INDIANAPOLIS -- At the airport here moments before Dez Bryant boarded his flight on Sunday morning, he counted the number of NFL teams at the combine who met him, looked him squarely in the eyes and asked why he lied.Why did he not tell NCAA investigators last fall of his meeting in the home of Deion Sanders? Why did he lie about it to investigators when asked on two separate occasions? It cost Bryant his final nine Oklahoma State games, since the NCAA suspended him for "unethical conduct." For lying about a visit that was actually perfectly legal.
Why lie?
"I was nervous," Bryant said. "Me and Deion had met at a restaurant and he became a mentor over time. He sent me daily, inspirational messages. I went to his home and there was nothing illegal about it, but the way the NCAA was pressing, I was scared to tell the truth. It was a big mistake. That's what I told the NFL teams and that is the truth."
And how many teams?
"About 15 teams in all," Bryant said.
This 6-foot-2, 225-pound receiver who scored 29 touchdowns in 28 OSU games is considered the top college receiver in the land.

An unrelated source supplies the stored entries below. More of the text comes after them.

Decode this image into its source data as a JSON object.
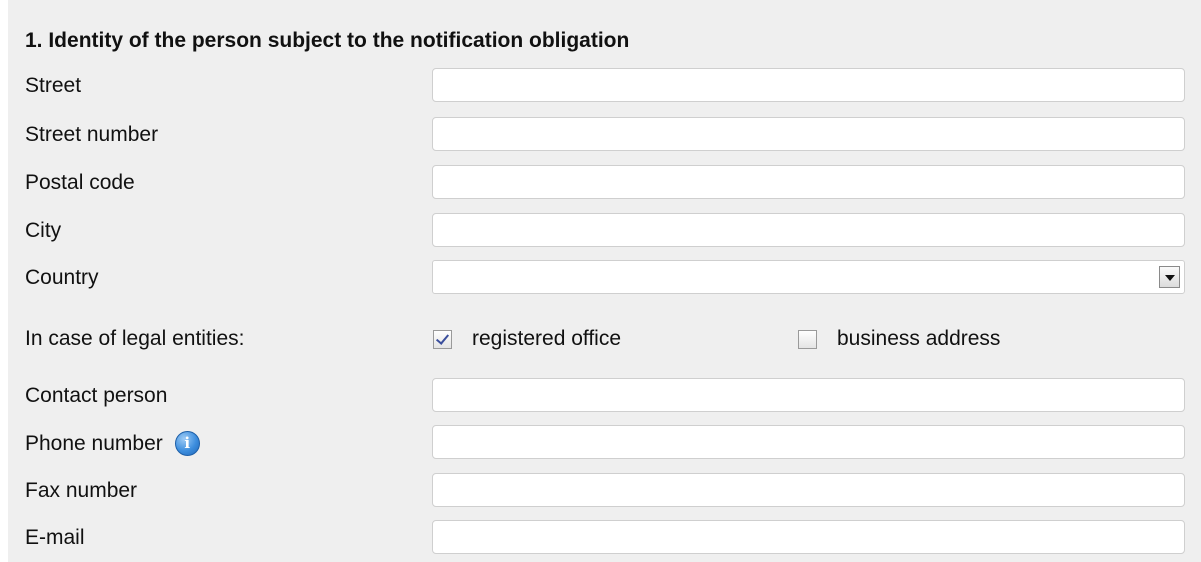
{
  "section": {
    "title": "1. Identity of the person subject to the notification obligation"
  },
  "fields": {
    "street": {
      "label": "Street",
      "value": ""
    },
    "street_number": {
      "label": "Street number",
      "value": ""
    },
    "postal_code": {
      "label": "Postal code",
      "value": ""
    },
    "city": {
      "label": "City",
      "value": ""
    },
    "country": {
      "label": "Country",
      "value": ""
    },
    "contact_person": {
      "label": "Contact person",
      "value": ""
    },
    "phone_number": {
      "label": "Phone number",
      "value": "",
      "info_icon": "info-icon"
    },
    "fax_number": {
      "label": "Fax number",
      "value": ""
    },
    "email": {
      "label": "E-mail",
      "value": ""
    }
  },
  "legal_entities": {
    "label": "In case of legal entities:",
    "registered_office": {
      "label": "registered office",
      "checked": true
    },
    "business_address": {
      "label": "business address",
      "checked": false
    }
  },
  "colors": {
    "panel_background": "#efefef",
    "info_icon": "#3d8ede",
    "checkmark": "#3a4e9c"
  }
}
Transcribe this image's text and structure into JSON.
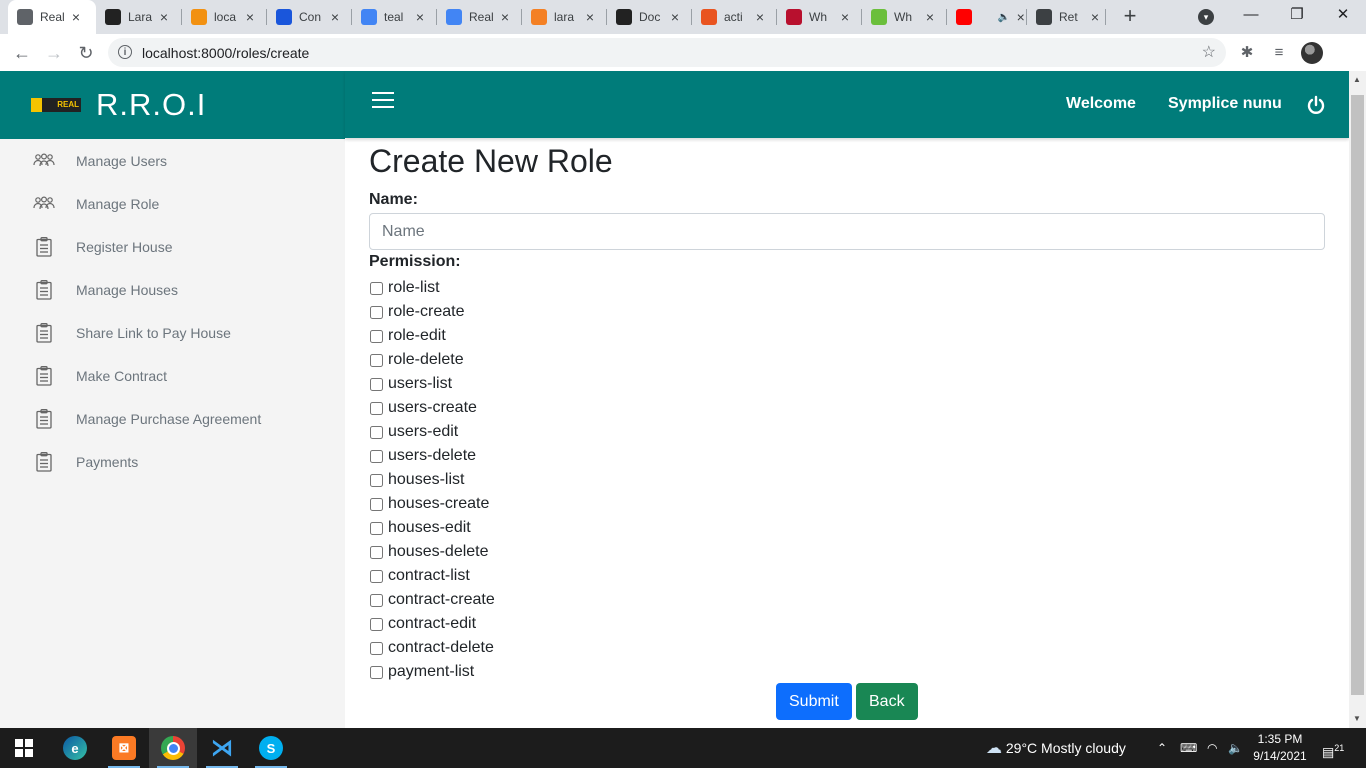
{
  "browser": {
    "tabs": [
      {
        "title": "Real",
        "favicon": "chrome-globe-icon",
        "color": "#5f6368",
        "active": true
      },
      {
        "title": "Lara",
        "favicon": "ns-icon",
        "color": "#222222"
      },
      {
        "title": "loca",
        "favicon": "phpmyadmin-icon",
        "color": "#f29111"
      },
      {
        "title": "Con",
        "favicon": "circle-c-icon",
        "color": "#1a56db"
      },
      {
        "title": "teal",
        "favicon": "google-icon",
        "color": "#4285f4"
      },
      {
        "title": "Real",
        "favicon": "docs-icon",
        "color": "#4285f4"
      },
      {
        "title": "lara",
        "favicon": "stackoverflow-icon",
        "color": "#f48024"
      },
      {
        "title": "Doc",
        "favicon": "laravel-doc-icon",
        "color": "#222222"
      },
      {
        "title": "acti",
        "favicon": "ubuntu-icon",
        "color": "#e95420"
      },
      {
        "title": "Wh",
        "favicon": "d-icon",
        "color": "#b8102e"
      },
      {
        "title": "Wh",
        "favicon": "green-ring-icon",
        "color": "#6bbf3c"
      },
      {
        "title": "",
        "favicon": "youtube-icon",
        "color": "#ff0000",
        "audio": true
      },
      {
        "title": "Ret",
        "favicon": "edge-like-icon",
        "color": "#3c4043"
      }
    ],
    "url": "localhost:8000/roles/create"
  },
  "sidebar": {
    "brand": "R.R.O.I",
    "logo_text": "REAL",
    "items": [
      {
        "label": "Manage Users",
        "icon": "users-icon"
      },
      {
        "label": "Manage Role",
        "icon": "users-icon"
      },
      {
        "label": "Register House",
        "icon": "clipboard-icon"
      },
      {
        "label": "Manage Houses",
        "icon": "clipboard-icon"
      },
      {
        "label": "Share Link to Pay House",
        "icon": "clipboard-icon"
      },
      {
        "label": "Make Contract",
        "icon": "clipboard-icon"
      },
      {
        "label": "Manage Purchase Agreement",
        "icon": "clipboard-icon"
      },
      {
        "label": "Payments",
        "icon": "clipboard-icon"
      }
    ]
  },
  "header": {
    "welcome": "Welcome",
    "username": "Symplice nunu"
  },
  "form": {
    "title": "Create New Role",
    "name_label": "Name:",
    "name_placeholder": "Name",
    "permission_label": "Permission:",
    "permissions": [
      "role-list",
      "role-create",
      "role-edit",
      "role-delete",
      "users-list",
      "users-create",
      "users-edit",
      "users-delete",
      "houses-list",
      "houses-create",
      "houses-edit",
      "houses-delete",
      "contract-list",
      "contract-create",
      "contract-edit",
      "contract-delete",
      "payment-list"
    ],
    "submit_label": "Submit",
    "back_label": "Back"
  },
  "taskbar": {
    "weather": "29°C  Mostly cloudy",
    "time": "1:35 PM",
    "date": "9/14/2021",
    "notifications": "21"
  },
  "colors": {
    "brand_teal": "#007c7a",
    "submit_blue": "#0d6efd",
    "back_green": "#198754"
  }
}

He is described by some scouts as a blend of Andre Johnson (think big and fast) and Larry Fitzgerald (think attacking receiver when the ball is in the air and tackles broken). While other receivers performed here on Sunday, Bryant was excused to leave due to his hamstring tweak. His pro workout day is on March 10.
Bryant is one of the few college players who could walk through the combine door and walk out without NFL teams batting an eye over whether he zipped through cones or heaved weights.
Just flick on his game tape, scouts say. It is marvelous.
So, the combine question was not the player -- it was the young man.
Honest enough? Driven enough? Smart enough? Mature enough? A high draft pick you can depend on to keep himself out of big troubles?
"He seemed like a good guy to us," said one NFL scout, who was present when his team interviewed Bryant at the combine. "But the background overall, you really have to examine. It's scary. The family situation was a disaster. The academic background is highly questionable. If you were going to draft him, you would really have to do due diligence. This was critical for him to be here, to shake hands and meet people. He needed to sell himself. The football part? Tremendous ability. Tops in all areas as a receiver."
The scout was asked, all things considered, if he thinks Bryant will remain a top-10 pick?
"Yes," he answered. "But the team that drafts him has to be smart. They must realize he needs to be monitored. Like I said, he comes from a scary situation."
What some people call "scary" others from very different worlds might call routine. Bryant, 21, calls it all -- "My life. My time. What prepared me."
He summarizes it this way: His mother, Angela, 35, had three children by the time she was 18. She spent 18 months in jail ending in December 1998 for selling crack cocaine to an undercover agent. Bryant grew up living in several different homes.
"I talked to him about my mistakes and that it was not the way to go, but Dez was never about drugs and doing things that way," Angela said in a telephone interview. "He is very strong. Very, very strong. The mistake he made with the NCAA was hard on him. But I think like what he did with the mistakes I made, Dez is able to keep his mind on things to come and on moving forward. I don't think he'll ever forget where he comes from, what he's been through, but he knows how to use those things to make changes for the better."
His position coach at Oklahoma State, Gunter Brewer, privately cried along with Bryant last October when the NCAA suspended the player.
"He is someone I had grown to care a great deal about, who I recruited and saw all the homes he was staying in and sat on the couches he slept on and walked the floors of other places where he had slept," Brewer said. "I knew of the classes he had to re-take in high school and how hard he worked to become eligible for college. And the one thing he had motivating him to do all of those things was football. For this young man, the football field a while ago became his workplace, his comfort zone. Football for him, when everything was going wrong, would make it right."He can do anything he sets his mind to do on the next level. I had the opportunity to coach Randy Moss in college. Same thing with him: The football field was his workplace, his comfort zone. Dez is a different element when he is there. He sets himself apart. He has hands like a waffle iron. He comes across the middle and breaks tackles. He can return punts and kickoffs. He gives you great value in that he can play more than one receiving position."
Brewer agrees with other NFL experts: Draft Dez Bryant and invest in the person as much as in the player. Give him guidance, said Brewer, and also remember that he is exiting college as a junior.
And Bryant said he will do the rest.
"I know I'm a good person that did a bad thing in lying to the NCAA," Bryant said. "I don't see myself as a troublemaker for any team. I think I'm ready to do something great for the team that drafts me."
Especially a team that does something great for him -- that effectively invests in the person.